The magnitude of the physiological responses controlled by GPCRs is linked to the balance between GPCR signaling and signal termination. The signaling of GPCRs is controlled by a family of intracellular proteins called arresting. Arrestins bind activated GPCRs, including those that have been agonist-activated and especially those that have been phosphorylated by G protein-coupled receptor kinases (GRKs).
Receptors, including GPCRs, have historically been targets for drug discovery and therapeutic agents because they bind ligands, hormones, and drugs with high specificity. Approximately fifty percent of the therapeutic drugs in use today target or interact directly with GPCRs. See e.g., Jurgen Drews, (2000) “Drug Discovery: A Historical Perspective,” Science 287:1960-1964.

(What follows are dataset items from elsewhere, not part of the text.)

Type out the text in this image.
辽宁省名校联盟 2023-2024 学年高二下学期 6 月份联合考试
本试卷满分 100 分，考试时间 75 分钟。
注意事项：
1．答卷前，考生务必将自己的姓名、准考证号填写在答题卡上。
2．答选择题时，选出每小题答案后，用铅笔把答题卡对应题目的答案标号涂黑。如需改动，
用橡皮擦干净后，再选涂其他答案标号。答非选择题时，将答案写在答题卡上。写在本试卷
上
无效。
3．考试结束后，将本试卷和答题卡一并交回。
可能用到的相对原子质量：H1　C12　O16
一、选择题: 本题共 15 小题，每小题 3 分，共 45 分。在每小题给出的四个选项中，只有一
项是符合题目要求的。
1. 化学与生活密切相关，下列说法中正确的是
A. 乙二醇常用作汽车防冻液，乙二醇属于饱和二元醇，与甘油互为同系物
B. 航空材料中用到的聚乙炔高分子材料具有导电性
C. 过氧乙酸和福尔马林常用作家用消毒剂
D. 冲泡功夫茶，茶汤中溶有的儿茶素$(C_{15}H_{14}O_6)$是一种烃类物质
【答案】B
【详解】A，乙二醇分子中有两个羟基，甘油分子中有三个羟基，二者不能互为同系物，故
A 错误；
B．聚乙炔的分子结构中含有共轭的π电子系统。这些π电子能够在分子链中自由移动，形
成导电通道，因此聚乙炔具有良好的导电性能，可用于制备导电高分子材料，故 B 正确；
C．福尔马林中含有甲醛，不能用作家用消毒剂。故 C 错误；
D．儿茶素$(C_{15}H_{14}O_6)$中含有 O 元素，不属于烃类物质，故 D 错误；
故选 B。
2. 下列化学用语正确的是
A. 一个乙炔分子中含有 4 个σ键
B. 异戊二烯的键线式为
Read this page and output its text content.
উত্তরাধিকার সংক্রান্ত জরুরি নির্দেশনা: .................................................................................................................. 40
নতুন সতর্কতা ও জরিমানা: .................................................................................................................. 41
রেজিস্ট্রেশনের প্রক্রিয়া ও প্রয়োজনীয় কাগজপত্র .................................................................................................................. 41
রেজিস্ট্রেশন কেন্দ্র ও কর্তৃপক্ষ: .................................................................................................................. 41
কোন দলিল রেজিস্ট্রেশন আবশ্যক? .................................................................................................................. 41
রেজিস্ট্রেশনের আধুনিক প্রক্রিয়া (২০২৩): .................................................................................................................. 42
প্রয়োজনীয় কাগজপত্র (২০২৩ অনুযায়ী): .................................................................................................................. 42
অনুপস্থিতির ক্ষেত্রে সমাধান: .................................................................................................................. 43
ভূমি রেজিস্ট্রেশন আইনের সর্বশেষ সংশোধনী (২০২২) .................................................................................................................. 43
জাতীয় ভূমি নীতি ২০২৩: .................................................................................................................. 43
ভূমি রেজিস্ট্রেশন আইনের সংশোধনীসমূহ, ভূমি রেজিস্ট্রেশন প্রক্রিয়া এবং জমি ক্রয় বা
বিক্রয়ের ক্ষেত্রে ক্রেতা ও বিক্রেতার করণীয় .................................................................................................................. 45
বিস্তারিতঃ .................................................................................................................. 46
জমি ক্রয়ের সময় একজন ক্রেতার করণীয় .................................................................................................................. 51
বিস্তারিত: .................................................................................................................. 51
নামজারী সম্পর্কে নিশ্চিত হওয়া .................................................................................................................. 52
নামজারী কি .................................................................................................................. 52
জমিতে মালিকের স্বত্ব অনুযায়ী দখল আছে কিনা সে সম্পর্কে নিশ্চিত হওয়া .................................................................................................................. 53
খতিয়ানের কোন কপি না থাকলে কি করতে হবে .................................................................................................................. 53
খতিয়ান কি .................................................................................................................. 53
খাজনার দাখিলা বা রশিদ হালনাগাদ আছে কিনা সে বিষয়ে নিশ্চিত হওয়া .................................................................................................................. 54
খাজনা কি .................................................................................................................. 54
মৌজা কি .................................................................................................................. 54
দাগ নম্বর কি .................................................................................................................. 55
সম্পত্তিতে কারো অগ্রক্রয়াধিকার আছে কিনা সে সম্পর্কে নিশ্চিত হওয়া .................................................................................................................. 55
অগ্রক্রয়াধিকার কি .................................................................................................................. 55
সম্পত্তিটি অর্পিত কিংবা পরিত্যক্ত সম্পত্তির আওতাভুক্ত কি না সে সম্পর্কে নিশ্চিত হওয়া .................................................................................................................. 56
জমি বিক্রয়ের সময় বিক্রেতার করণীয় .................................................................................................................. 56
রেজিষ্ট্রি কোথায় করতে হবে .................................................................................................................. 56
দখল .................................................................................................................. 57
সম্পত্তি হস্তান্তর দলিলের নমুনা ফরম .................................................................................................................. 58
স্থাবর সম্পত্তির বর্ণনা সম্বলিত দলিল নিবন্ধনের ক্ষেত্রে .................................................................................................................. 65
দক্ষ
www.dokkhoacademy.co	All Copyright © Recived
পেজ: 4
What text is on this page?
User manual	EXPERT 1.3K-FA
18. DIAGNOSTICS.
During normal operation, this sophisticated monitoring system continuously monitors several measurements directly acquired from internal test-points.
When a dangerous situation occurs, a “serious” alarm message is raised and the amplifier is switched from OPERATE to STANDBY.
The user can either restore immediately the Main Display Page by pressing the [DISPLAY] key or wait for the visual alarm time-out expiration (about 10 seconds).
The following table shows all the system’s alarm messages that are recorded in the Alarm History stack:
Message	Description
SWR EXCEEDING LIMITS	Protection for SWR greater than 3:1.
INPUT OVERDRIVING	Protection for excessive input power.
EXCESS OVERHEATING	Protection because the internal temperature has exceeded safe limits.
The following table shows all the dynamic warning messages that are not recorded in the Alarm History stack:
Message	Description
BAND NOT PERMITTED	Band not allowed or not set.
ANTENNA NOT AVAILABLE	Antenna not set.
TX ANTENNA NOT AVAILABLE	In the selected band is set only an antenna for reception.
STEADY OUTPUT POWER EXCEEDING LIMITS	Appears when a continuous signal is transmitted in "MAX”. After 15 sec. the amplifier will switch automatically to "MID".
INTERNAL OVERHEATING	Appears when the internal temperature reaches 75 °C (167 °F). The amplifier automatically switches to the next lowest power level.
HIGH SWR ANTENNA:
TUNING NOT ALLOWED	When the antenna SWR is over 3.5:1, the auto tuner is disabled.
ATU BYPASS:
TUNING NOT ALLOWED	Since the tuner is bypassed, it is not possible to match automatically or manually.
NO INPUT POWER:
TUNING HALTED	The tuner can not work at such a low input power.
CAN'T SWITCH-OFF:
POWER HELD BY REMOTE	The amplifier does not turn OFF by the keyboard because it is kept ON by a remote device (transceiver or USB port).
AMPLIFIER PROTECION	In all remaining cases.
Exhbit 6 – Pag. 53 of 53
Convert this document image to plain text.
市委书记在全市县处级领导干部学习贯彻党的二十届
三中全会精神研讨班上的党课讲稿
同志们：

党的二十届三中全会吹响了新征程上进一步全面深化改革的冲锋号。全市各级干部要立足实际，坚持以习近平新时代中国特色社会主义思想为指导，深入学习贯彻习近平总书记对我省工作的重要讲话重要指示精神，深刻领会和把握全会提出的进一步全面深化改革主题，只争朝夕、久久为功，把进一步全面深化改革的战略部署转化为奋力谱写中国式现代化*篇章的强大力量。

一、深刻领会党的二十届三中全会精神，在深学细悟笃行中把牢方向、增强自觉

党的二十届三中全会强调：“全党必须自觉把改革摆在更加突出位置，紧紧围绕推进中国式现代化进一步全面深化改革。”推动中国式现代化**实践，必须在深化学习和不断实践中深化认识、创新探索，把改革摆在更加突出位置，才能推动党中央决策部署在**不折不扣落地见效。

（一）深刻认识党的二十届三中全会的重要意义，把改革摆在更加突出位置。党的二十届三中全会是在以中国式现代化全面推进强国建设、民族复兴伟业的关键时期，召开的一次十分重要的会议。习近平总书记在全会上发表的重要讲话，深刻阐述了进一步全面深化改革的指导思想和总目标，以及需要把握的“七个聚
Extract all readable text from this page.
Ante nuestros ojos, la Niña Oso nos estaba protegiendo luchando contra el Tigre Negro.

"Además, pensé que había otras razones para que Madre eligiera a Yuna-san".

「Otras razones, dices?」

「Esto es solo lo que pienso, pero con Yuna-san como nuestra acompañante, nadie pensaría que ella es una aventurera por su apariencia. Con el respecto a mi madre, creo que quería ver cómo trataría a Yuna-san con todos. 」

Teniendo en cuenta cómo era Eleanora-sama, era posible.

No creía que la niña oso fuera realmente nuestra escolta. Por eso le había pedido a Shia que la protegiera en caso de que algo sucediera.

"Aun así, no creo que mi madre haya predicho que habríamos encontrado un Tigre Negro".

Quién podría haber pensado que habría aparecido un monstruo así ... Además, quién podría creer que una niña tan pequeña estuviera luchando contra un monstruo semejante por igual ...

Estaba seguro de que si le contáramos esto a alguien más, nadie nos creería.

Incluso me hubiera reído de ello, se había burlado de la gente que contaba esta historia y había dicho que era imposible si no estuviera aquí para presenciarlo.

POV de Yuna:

There is a need for accurate, easy to interpret methods of detecting G protein-coupled receptor activity and methods of assaying GPCR activity. One method, as disclosed in Barak et al., U.S. Pat. Nos. 5,891,646 and 6,110,693, uses a cell expressing a GPCR and a conjugate of an arrestin and a detectable molecule, the contents of which are incorporated by reference in their entirety.
Although only several hundred human GPCRs are known, it is estimated that upwards of a thousand GPCRs exist in the human genome. Of these known GPCRs, many are orphan receptors that have yet to be associated with a ligand.
The majority of the existing methods for identifying GPCR antagonists are dependent on the presence of agonist. Assays for identifying compounds that prevent the activation of GPCRs typically require that the GPCR is first activated in order to identify interfering compounds. For receptors with known agonists, these agonists are currently used to activate these receptors. However, many GPCRs are orphan receptors with no known ligand or agonist.
The agonist-dependence of GPCR assays continues to be a problem because antagonist discovery for orphan receptors is typically dependent on the prior discovery of agonist or ligand. Agonist-independent methods to screen for compounds that alter GPCR desensitization will (1) eliminate the step of agonist-addition in screening methods, and (2) enable identification of compounds that alter the desensitization of orphan receptors. Agonist-independent methods will eliminate the step of identifying an agonist of an orphan receptor prior to screening for compounds that alter desensitization of the orphan receptor.